Some official medical certificates contain handwritten notes by physicians. These notes are read and interpreted by people and subsequently entered into digital applications. Automating part of this increases efficiency, but care must be taken not to err.
Can we build a model that accurately predicts what is written from a handwritten text containing medical terms?
Business goal : Our goal is to speed up the full process of electronic registration of handwritten terms by building a model that accurately predicts handwritten medical terms. This partly automated process should support the manual labour.
Solution and workflow: The flow from scanned document to deciphered handwriting includes the following steps.

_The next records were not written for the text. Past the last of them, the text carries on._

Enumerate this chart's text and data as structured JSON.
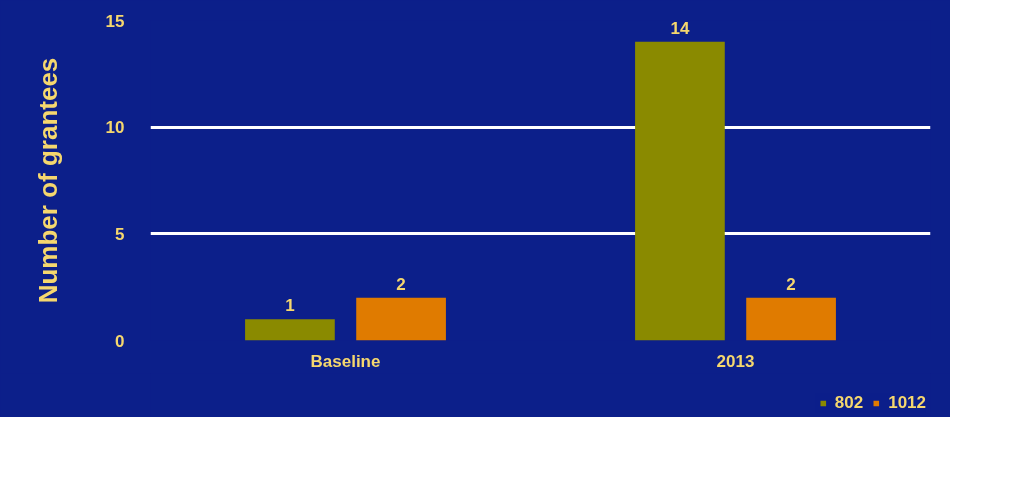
{
  "chart_data": {
    "type": "bar",
    "ylabel": "Number of grantees",
    "categories": [
      "Baseline",
      "2013"
    ],
    "series": [
      {
        "name": "802",
        "color": "#8a8a00",
        "values": [
          1,
          14
        ]
      },
      {
        "name": "1012",
        "color": "#e07b00",
        "values": [
          2,
          2
        ]
      }
    ],
    "ylim": [
      0,
      15
    ],
    "yticks": [
      0,
      5,
      10,
      15
    ],
    "grid": "y",
    "legend": "bottom right",
    "data_labels": true
  }
}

Anonymising the document, which contains sensitive personal information
Image processing to remove background, correct for scan artifacts, improve contrast, normalise pen strokes
Use Google Vision API to set a detection baseline
Define a training set from labeled data
Train a convolutional neural network
Test the model on over 200,000 labelled handwritings
Run it on new data
This is a typical machine-learning project, which required some data and algorithm exploration to come to the best results. Technologies involved are anonymising data, image processing, Google Vision API, deep learning, named-entity resolution, natural-language processing
Result: It turned out that the manual labelling of the data is insufficiently accurate to provide exact statistics, but what we do know is that over 60% of the handwritten words are exactly matched to their labels, and for over 20% of certificates all handwritten words are exactly matched to the labels. This then is a lower bound on the final statistics, because wrong labels result in a rejection instead of an acceptance.
For each word and certificate, a confidence level for the accuracy is provided to support the person who is responsible for registering the words.